From: Steve Howell on
On Mar 28, 8:17 am, Duncan Booth <duncan.bo...(a)invalid.invalid> wrote:
> Steve Howell <showel...(a)yahoo.com> wrote:
> > The mildly surprising part of sum() is that is does add vs. add-in-
> > place, which leads to O(N) vs. O(1) for the inner loop calls, for
> > certain data structures, notably lists, even though none of the
> > intermediate results get used by the caller.  For lists, you could
> > make a more efficient variant of sum() that clones the start value and
> > does add-in-place.
>
> Doing add-in-place isn't the only way to make sum more efficient: if you
> assume that addition is associative (which of course the builtin sum can't)
> then you can form partial sums. e.g. instead of calculating:
>
>   (((((((a + b) + c) + d) + e) + f) + g) + h)
>
> you calculate:
>
>   (((a + b) + (c + d)) + ((e + f) + (g + h)))
>
> Obviously this requires more space than the naive sum, but not as much as
> you might at first expect: you only need to hold log(n) intermediates
> values at any time.
>

Yep, I did mention in my post that the outer loop does not *have* to
be O(N), if you can parallelize it. Apart from reducing
intermediates, the divide-and-conquer method does not reduce overall
computation time unless you have multiple processors, correct?

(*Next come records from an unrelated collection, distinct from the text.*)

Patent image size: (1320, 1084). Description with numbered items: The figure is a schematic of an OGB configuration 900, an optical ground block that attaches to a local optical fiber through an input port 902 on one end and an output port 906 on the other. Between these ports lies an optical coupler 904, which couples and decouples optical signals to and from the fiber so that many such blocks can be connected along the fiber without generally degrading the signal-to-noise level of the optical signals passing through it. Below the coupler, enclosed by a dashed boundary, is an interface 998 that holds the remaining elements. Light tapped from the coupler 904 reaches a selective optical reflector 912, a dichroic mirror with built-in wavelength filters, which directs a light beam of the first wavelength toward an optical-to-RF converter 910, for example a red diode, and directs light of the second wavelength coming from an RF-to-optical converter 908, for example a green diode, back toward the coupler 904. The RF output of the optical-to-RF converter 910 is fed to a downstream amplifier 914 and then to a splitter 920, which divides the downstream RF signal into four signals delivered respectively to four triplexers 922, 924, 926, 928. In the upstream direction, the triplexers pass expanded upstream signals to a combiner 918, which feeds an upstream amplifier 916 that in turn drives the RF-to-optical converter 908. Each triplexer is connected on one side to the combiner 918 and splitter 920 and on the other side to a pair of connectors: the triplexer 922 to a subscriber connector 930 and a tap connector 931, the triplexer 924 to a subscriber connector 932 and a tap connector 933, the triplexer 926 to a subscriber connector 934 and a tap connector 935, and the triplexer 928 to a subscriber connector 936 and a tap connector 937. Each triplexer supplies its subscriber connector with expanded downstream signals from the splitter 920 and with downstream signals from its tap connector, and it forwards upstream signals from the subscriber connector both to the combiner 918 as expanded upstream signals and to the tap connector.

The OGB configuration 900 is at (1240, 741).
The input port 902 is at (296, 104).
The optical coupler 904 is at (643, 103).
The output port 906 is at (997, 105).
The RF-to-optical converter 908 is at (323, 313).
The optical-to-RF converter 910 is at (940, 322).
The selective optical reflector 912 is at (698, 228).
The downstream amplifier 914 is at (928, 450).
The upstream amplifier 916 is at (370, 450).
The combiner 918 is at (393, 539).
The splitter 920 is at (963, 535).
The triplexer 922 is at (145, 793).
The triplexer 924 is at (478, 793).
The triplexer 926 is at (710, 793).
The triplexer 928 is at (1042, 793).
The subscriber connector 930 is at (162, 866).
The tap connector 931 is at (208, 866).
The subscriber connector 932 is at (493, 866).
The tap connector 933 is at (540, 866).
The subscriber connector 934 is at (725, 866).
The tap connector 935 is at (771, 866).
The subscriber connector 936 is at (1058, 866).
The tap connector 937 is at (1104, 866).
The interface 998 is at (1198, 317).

> > I could guess pretty confidently that the reason this optimization was
> > never tried is that sum() has always been intended to be used on
> > numerics, since other alternatives exist for strings (join), lists
> > (chain), and hand-coded data classes that support add-in-place (roll-
> > your-own loop).
>
> Doing it this way helps summing lists or strings (though not as much as
> str.join), but it also helps if you need to sum a long list of similarly
> sized floats as you'll get a more accurate answer.
>

Interesting! That makes sense. The docs for math.fsum() suggest that
partial sums are used to maintain precision.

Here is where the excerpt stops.